Monday, June 16, 2014

Complaints Hotline

It occurs to me that there are a lot of unhappy people in Singapore these days. You can’t pass two minutes without someone piping up with a complaint or two, and before you know it, you have a full blown UN Security Council meeting about the dire straits Singapore is in – all taking place right in the middle of the Food Republic food court in the basement of Ion.
            “I tell you, ah,” said Sharyn as she munched energetically on her yiew tiau, “the gah-men must do something about the ploh-perty prices! Wah liau, even HDB is high six figures!”
            “Shocking!” Saffy said, daintily spearing a beef ball from her soup.
            “You know, ah, this means what, you know?” Sharyn asked rhetorically. “My children cannot afford to buy their own place and they will neh-ber move out, ah! When I am eighty, they will still be at home, and I will still have to cook for them and wash their clothes.”
            “And their wives’ clothes, and don’t forget their children!” Saffy added.
            Sharyn looked shocked. “Oh yah, hor. I forgot. Jia lat!” She lapsed into silence as she contemplated her awful future in which she was the star of her very own version of “12 Years a Slave” set in Hougang.
            Saffy took the opportunity to turn the conversation around to her own problems.
            “You know what really gets me? It’s how expensive taxis are these days. You know how I went with Amanda to the airport the other day? I took the taxi home and it cost me like forty bucks! It’s all those surcharges and peak hour charges! I freaked out. I remember when the same trip would’ve cost about twenty bucks at most!”
            “Yah, lor, like my teh-si bing!...”
            Unwilling to yield the floor, Saffy ignored the interjection and charged on. “You go to a hawker centre these days and you’re lucky if you can get any change out of ten dollars!”
            “And school fees, leh? You know how much I pay….”
            “I was at Newton Circus the other day…”
            Later, back in our flat, after Saffy had finished complaining about Sharyn’s inability to talk about anything other than herself, Amanda frowned and said, “So, let me see if I’ve got this right. You just spent an entire lunch complaining about how expensive Singapore is, and now, you’re complaining about how self-centred Sharyn is?”
            Saffy paused, her eyes drifting up to the ceiling as she worked her mind around Amanda’s comment. “What’s your point?” she said eventually.
            “My point is that you guys spend far too much time complaining about Singapore and far too little time counting your blessings!”
            Saffy was intrigued. “Such as?”

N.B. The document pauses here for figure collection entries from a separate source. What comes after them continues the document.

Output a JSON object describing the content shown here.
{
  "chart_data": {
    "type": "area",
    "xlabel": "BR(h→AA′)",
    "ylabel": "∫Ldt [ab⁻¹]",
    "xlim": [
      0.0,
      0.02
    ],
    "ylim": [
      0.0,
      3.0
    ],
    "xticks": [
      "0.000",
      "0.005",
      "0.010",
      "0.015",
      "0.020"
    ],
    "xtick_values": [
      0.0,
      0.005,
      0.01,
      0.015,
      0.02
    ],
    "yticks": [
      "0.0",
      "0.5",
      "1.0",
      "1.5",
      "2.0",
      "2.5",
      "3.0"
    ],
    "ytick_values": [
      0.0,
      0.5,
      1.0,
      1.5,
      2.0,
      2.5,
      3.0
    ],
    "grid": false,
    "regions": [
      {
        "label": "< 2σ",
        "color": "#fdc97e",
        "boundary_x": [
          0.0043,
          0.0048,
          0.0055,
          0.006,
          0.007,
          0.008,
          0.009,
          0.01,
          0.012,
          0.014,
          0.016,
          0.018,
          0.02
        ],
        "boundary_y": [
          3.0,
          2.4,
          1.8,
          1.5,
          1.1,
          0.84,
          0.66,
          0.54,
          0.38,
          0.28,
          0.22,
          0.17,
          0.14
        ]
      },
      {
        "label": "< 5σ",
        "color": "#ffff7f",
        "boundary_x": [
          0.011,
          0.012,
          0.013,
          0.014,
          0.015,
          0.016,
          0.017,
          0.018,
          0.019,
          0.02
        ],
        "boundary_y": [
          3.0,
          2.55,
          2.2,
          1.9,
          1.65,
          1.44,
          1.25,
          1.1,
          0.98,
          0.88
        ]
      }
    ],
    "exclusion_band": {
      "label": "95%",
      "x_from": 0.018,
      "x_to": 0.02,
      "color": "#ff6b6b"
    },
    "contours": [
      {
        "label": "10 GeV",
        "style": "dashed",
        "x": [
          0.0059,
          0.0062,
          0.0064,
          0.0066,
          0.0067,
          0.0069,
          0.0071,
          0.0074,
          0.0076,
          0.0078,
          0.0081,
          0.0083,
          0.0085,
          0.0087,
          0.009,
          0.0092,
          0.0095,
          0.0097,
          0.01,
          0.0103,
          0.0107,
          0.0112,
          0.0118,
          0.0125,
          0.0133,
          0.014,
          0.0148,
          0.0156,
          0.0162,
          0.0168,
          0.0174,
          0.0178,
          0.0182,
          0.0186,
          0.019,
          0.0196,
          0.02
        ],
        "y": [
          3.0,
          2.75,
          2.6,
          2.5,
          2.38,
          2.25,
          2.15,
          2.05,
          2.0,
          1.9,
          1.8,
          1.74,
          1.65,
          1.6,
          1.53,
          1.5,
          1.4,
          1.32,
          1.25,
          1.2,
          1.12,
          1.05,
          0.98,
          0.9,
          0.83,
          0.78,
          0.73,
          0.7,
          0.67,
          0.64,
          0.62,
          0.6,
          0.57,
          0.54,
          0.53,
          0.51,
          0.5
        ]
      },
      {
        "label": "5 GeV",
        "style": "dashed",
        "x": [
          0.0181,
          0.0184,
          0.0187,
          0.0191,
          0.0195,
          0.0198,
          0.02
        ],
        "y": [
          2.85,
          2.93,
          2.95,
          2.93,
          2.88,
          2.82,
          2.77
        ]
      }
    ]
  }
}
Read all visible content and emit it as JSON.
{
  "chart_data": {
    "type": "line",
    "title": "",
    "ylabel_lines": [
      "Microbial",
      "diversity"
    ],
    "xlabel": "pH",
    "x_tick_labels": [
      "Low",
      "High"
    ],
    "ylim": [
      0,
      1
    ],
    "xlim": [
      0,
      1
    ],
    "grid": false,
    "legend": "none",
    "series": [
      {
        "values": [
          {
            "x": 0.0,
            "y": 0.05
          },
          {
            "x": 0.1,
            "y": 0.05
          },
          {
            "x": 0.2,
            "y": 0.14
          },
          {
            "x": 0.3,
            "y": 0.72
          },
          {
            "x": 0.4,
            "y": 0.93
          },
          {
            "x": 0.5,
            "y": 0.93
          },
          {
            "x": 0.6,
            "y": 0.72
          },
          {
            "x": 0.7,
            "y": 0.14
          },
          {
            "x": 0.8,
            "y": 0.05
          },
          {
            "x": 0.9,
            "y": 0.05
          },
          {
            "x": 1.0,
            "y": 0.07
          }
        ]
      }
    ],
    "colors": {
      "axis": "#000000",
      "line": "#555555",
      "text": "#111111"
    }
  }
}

            “Well, such as the fact that you aren’t in danger of being gunned down in a cinema just because you’re texting, like that poor guy in America!”
            “Yeah, but…”
            Amanda pressed on. “Or have an entire train station shut down for a year just because they’re replacing two escalators like in London.”
            “Yeah, but…”
            “Or live in Russia!”
            “Yeah, but…”
            “And thank God we don’t live in Beijing. The air there is so bad it’s literally like a nuclear winter!”
            “But…”
            “Honestly, we have just got to stop complaining about Singapore and be grateful! It really makes me so mad! Crap, I think you’ve just given me a frown line! Which reminds me, I need to make an appointment with Woffles Wu!”
            Saffy later said that just when you think you’ve got Amanda all worked out, she turns around and surprises you with a performance that should be the opening act for the next Singapore Day Parade.
            “Maybe you do complain a bit too much?” I ventured.
            “Well,” she replied primly, “as a tax paying Singaporean resident, I’m allowed to complain. The only people who aren’t allowed to complain are outsiders! If they complain, they should be deported immediately to Perth! It’s like my horrible witch of a mother. She drives me insane, but if anyone else says anything about her, I’m gonna scratch out their eyes.”
            None of which, of course, calms down Amanda who is on such a hair-trigger these days. It’s like she went to bed one night as a Prada pacifist, and woke up the next day as Mad Max Factor.
            This morning, I came out to breakfast and found her hunched over her laptop, tapping away furiously as her head swung occasionally to the newspaper beside her.
            “I’m writing a letter to the Forum,” she muttered. “I’m complaining about all the people complaining about Singapore! This is getting ridiculous!”
            Saffy whispered she was thinking of skipping her movie date with Amanda. “She’s very scary!”